É sabido que no quotidiano as forças de segurança e investigação criminal utilizam os ficheiros de câmaras de vigilância e gravação, espalhadas por bancos, condomínios e casas comerciais. Todas, ou a maior parte, ilegais. Contudo, a douta comissão, sempre ao fim de anos de profundas reflexões, proíbe autarquias de vigiarem zonas problemáticas, decide que se pode vigiar Fátima mas sem som, ou Coimbra sem gravação. De tudo um pouco, sem critério, sem senso. Aí temos outra área onde a lei e os tribunais resolveriam todas as questões.
Sobre a Comissão de Recrutamento e Seleção para a Administração Pública, só me sai um comentário. É uma solução ridícula e hipocritamente desresponsabilizante.
A hipocrisia decorre do facto de o Governo, na prática, nomear a Comissão, mas depois poder dizer que as nomeações públicas passaram a ser genuinamente independentes.
É ridículo alguém que foi competente para ser presidente da República ou ministro ter de passar por esse crivo, é descredibilizante que, como aconteceu ainda há poucos meses, se julguem esses elementos uns aos outros, para ter acesso a altos cargos.
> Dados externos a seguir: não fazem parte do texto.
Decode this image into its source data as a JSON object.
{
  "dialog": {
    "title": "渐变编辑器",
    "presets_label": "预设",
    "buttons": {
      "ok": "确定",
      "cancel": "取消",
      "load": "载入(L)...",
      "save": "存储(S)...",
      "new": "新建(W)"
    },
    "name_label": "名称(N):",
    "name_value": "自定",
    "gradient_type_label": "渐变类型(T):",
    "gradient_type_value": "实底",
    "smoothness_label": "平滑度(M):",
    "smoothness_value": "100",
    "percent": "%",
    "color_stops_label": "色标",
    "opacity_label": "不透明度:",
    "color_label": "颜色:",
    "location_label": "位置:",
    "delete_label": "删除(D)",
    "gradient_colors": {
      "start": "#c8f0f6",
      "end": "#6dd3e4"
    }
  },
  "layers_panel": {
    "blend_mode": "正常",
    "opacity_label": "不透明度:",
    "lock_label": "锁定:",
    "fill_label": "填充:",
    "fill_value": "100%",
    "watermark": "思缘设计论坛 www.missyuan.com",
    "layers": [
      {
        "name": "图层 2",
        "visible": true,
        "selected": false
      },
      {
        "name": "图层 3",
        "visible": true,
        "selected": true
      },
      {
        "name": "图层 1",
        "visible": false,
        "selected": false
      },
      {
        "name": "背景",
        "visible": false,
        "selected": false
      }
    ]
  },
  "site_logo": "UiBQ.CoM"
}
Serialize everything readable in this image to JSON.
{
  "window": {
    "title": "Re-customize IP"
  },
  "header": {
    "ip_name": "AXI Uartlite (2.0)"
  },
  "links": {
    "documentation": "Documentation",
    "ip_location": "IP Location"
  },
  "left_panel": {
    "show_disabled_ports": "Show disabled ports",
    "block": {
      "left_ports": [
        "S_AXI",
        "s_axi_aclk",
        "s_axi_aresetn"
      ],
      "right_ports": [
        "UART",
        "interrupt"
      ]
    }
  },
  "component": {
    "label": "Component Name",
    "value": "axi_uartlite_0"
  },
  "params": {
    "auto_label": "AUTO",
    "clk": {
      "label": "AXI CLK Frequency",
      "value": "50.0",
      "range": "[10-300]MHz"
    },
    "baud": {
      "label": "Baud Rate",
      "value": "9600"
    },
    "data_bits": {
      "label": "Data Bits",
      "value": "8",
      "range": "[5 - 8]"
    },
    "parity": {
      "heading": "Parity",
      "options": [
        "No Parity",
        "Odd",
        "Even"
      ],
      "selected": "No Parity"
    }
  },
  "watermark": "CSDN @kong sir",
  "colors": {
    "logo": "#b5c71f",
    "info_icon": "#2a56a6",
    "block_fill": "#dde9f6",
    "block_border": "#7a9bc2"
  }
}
O princípio da audição parlamentar prévia à efetividade de algumas nomeações ainda seria aceitável. Quanto ao mais, é uma obrigação e um direito de cada Governo rodear-se dos que, em seu juízo, melhor servem os seus desígnios e serem posteriormente julgados pelos resultados obtidos.
Finalmente, o Tribunal Constitucional. Matéria mais séria. Porque fere a autoestima de muitos dos pais da Constituição, porque conflitua com o debate académico, porque a sua discussão pode ser confundida com matérias que conjunturalmente lhe dão particular visibilidade.
Todavia, não é crime ter uma opinião diversa. A de que esse órgão poderia ser substituído com vantagem por uma secção específica do Supremo Tribunal de Justiça. A favor deste argumento ajuda informar os cidadãos que este tribunal não é um estrito juiz da constitucionalidade da produção legislativa, mas sim, principalmente, o último órgão de recurso da maioria dos tribunais superiores, onde emperram anos milhares de processos que são responsáveis pela ideia de inoperância e lentidão de todo o sistema judicial.
Senhores ministros, isto também devia estar na agenda de uma verdadeira reforma do Estado. Haja coragem.
P.S.: Este texto nada tem a ver com a indiscutível qualificação profissional de muitos dos titulares destes cargos, mas os portugueses morreriam de dores de cabeça se consciencializassem que, por exemplo, só os titulares da CRESAP ganham 7000 euros brutos por cabeça e que, para além destes órgãos, ainda existem, com aparentado interesse, o Instituto de Seguros de Portugal, a Autoridade da Concorrência, a Entidade Reguladora dos Serviços Energéticos, a Autoridade Nacional de Comunicações, a Entidade Reguladora de Águas e Resíduos, etc., etc., etc.